Dans sa longue introduction à son Guide des égarés, Maimonide signale qu’il veut que son livre demeure ésotérique ; il va se servir de sept principes de la contradiction et y recourt dans son Guide… en se servant de la cinquième et de la septième contradictions. Mélanger les deux sources, celle de la philosophie et celle de la théologie fait apparaître une évidente disparité entre les deux discours, mais voila chacun de ces discours s’adresse à une catégorie des deux et non aux deux ensemble. Exemple : dans le Guide des égarés, l’auteur s’abstient de parler de la résurrection des mors alors qu’il l’affirme avec force dans la présente problématique. Après sa mort, il y eut même une grande controverse à ce sujet. Les disciples de Damas mirent en circulation un traité (Makala fi tehiyat ha-métim) qu’ils attribuèrent à leur maître afin d’étouffer la contestation. Mais comment Maimonide aurait il pu en parler alors que cela va à l’encontre de sa pensée philosophique ?

En conclusion, Maimonide ne se contredit pas mais s’adresse à des philosophes philosophiquement et à des demi-savants ou semi-habiles, de manière plus grossière. Ce n’est pas la même essence de discours. Dans son Code religieux, Maimonide ne pouvait pas heurter frontalement les croyances de la foule. En plus de la résurrection, je peux citer le cas du culte sacrificiel : dans le Code religieux, on traite du culte sacrificiel comme si l’on y croyait vraiment mais dans le Guide… Maimonide écrit textuellement que le culte sacrificiel fut une concession à la débilité mentale d’un peuple constitué d’anciens esclaves. A aucun moment, Maimonide n’a contesté l’existence du culte sacrificiel dans le Code, mais il en a dénoncé in petto, le caractère imaginaire.

Enfin, un dernier point, la venue du Messie et l’époque messianique. Maïmonide met en garde contre les conceptions selon lesquelles l’ordre naturel des choses serait bouleversé à l’époque du Messie… Il n’en sera rien. Maimonide dit que le seul changement -et il est de taille- sera la disparition de l’oppression des nations (shi’boud malkhouyot). Plus aucun peuple n’opprimera un autre peuple, la réalisation de l’adage prophétique d’Isaïe : Aucun peuple ne brandira plus le glaive contre un autre, et ils n’apprendront plus l’art de la guerre…

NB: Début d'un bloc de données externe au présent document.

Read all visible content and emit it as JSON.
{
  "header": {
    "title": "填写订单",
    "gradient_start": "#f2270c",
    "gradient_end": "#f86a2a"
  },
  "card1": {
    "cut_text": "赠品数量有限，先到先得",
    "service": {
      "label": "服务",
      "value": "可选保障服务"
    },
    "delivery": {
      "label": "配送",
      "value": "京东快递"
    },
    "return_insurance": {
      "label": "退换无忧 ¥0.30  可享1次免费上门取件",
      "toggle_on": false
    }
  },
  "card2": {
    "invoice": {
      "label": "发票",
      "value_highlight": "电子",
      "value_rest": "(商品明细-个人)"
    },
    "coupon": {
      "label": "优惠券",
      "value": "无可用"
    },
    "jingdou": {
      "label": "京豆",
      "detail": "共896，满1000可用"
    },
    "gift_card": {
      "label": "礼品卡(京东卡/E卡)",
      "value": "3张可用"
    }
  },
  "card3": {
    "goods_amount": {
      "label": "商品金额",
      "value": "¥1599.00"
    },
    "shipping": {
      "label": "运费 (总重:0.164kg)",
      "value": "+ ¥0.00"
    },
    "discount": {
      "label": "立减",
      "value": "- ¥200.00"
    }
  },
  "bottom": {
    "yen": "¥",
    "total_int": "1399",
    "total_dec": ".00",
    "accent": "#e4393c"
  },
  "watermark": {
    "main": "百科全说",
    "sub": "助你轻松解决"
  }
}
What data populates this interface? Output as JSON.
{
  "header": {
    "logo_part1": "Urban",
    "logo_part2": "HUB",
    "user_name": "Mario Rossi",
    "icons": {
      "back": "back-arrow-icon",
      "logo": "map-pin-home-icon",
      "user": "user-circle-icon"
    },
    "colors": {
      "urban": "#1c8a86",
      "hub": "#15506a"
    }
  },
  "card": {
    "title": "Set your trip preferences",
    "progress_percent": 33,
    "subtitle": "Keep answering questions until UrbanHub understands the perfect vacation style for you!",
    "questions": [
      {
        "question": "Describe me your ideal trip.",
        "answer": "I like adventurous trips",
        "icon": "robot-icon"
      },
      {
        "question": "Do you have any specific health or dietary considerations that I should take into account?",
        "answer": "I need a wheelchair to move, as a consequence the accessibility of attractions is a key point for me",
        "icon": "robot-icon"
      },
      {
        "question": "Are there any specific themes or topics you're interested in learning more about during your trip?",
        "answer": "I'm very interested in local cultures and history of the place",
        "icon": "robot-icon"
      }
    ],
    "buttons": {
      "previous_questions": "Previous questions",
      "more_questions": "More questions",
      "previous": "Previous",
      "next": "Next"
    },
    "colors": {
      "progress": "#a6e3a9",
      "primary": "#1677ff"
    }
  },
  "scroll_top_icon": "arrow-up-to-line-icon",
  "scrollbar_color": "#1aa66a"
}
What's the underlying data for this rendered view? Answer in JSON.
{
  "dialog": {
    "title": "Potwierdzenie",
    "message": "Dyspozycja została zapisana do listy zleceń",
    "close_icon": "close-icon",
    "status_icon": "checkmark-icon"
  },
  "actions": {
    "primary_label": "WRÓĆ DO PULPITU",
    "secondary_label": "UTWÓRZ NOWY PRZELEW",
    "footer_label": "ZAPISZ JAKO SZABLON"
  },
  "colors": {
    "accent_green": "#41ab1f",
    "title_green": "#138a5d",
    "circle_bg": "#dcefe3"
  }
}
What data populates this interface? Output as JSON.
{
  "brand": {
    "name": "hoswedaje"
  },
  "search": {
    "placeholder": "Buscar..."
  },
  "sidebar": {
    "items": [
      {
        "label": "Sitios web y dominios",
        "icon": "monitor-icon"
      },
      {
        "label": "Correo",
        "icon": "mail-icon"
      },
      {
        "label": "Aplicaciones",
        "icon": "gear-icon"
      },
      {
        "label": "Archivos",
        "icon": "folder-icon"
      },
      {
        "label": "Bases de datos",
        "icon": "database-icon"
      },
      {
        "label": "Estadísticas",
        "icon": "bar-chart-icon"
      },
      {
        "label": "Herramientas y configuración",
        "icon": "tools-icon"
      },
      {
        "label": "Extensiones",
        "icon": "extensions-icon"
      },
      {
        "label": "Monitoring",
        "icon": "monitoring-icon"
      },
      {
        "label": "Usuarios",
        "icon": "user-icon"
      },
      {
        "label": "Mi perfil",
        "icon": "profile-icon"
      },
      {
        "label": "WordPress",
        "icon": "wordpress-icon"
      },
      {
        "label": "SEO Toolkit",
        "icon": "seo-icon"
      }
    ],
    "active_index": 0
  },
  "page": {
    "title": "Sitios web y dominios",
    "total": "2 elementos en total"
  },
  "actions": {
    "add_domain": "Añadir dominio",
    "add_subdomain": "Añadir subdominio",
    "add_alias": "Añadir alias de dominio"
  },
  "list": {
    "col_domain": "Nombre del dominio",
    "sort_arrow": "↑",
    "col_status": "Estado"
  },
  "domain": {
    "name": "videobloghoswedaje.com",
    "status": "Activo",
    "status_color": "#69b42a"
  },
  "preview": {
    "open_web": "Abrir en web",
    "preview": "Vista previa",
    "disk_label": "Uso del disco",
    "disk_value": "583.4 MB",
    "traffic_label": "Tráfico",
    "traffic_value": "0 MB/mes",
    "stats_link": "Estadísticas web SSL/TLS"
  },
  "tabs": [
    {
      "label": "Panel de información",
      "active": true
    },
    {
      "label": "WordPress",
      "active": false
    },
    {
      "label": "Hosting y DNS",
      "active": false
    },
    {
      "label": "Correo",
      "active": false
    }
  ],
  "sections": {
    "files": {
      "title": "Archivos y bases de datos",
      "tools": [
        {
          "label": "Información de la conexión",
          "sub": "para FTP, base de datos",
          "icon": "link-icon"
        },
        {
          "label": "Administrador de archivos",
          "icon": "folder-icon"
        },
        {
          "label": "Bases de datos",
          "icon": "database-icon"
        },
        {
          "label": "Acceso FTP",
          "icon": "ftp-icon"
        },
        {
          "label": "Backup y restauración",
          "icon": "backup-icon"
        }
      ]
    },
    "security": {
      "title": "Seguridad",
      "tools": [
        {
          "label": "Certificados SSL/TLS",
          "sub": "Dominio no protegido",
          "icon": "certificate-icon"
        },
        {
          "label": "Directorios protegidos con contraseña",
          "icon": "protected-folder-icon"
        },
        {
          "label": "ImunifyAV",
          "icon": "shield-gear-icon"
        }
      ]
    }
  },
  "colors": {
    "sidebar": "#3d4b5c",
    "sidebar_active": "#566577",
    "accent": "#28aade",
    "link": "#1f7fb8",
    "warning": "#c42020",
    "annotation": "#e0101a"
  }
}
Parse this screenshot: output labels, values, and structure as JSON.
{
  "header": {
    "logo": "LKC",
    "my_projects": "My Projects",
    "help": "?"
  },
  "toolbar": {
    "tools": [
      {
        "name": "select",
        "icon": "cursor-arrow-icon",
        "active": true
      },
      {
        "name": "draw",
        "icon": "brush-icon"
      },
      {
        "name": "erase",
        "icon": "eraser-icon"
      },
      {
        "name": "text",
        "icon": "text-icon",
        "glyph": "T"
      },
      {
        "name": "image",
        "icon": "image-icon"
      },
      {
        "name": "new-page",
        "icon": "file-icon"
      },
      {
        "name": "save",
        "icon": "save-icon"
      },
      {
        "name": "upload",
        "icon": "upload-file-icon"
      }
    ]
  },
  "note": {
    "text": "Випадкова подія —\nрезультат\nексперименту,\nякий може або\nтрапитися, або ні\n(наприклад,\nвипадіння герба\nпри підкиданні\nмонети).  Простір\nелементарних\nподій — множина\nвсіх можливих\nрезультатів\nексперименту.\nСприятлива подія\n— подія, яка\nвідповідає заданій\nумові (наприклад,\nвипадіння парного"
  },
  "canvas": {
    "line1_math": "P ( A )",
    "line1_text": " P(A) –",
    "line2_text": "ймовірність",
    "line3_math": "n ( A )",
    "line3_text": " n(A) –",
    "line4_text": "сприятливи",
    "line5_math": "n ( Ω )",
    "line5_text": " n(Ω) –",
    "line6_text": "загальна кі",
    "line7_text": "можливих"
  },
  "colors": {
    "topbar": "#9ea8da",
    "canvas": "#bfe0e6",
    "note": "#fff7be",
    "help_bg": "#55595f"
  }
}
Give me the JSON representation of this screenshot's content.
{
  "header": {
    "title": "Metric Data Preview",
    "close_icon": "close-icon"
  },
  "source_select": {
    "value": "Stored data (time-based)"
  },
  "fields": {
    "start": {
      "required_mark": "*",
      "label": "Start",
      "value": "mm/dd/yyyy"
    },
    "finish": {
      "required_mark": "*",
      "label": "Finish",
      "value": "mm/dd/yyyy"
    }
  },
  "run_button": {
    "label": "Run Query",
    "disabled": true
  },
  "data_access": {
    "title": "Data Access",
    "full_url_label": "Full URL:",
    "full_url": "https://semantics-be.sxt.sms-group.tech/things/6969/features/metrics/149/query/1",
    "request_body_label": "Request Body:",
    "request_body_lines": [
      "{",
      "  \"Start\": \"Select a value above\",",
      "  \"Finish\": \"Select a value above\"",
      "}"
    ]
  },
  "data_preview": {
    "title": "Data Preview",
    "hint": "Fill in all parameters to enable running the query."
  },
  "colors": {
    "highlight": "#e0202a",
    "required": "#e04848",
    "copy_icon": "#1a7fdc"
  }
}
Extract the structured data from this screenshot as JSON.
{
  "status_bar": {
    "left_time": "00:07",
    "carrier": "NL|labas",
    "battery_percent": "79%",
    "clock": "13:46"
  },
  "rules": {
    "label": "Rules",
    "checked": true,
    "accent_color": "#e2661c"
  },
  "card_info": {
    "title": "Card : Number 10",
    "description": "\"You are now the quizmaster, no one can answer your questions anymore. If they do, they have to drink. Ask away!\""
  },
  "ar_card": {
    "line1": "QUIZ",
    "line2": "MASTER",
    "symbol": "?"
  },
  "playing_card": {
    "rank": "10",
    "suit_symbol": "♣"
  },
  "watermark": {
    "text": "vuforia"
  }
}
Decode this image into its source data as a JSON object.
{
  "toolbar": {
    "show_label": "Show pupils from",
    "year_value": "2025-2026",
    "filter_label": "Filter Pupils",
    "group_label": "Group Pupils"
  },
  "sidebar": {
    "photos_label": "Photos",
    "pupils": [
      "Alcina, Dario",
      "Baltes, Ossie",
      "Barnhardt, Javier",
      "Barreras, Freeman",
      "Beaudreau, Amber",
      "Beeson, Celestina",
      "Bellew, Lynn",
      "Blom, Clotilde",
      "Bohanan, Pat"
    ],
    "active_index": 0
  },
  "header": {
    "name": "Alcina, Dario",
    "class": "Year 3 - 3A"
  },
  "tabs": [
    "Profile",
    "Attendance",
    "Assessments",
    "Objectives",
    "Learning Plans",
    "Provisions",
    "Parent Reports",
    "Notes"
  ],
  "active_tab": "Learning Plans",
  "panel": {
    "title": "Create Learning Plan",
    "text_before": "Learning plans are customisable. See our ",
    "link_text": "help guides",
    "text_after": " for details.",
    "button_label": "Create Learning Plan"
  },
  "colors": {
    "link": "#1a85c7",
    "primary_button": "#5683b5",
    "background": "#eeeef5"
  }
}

J’insiste sur le fait suivant : la synthèse maïmonidien butte contre ses limites quand il s’agit de naturaliser une thèse religieuse en un article philosophique : un théologoumène en philosophème. Mais Maimonide a eu raison de diviser l’humanité en deux groupes hermétiques. Le discours qui s’adresse à l’un n’est pas le discours qui s’adresse à l’autre. C’est le mélange des genres qui crée la confusion.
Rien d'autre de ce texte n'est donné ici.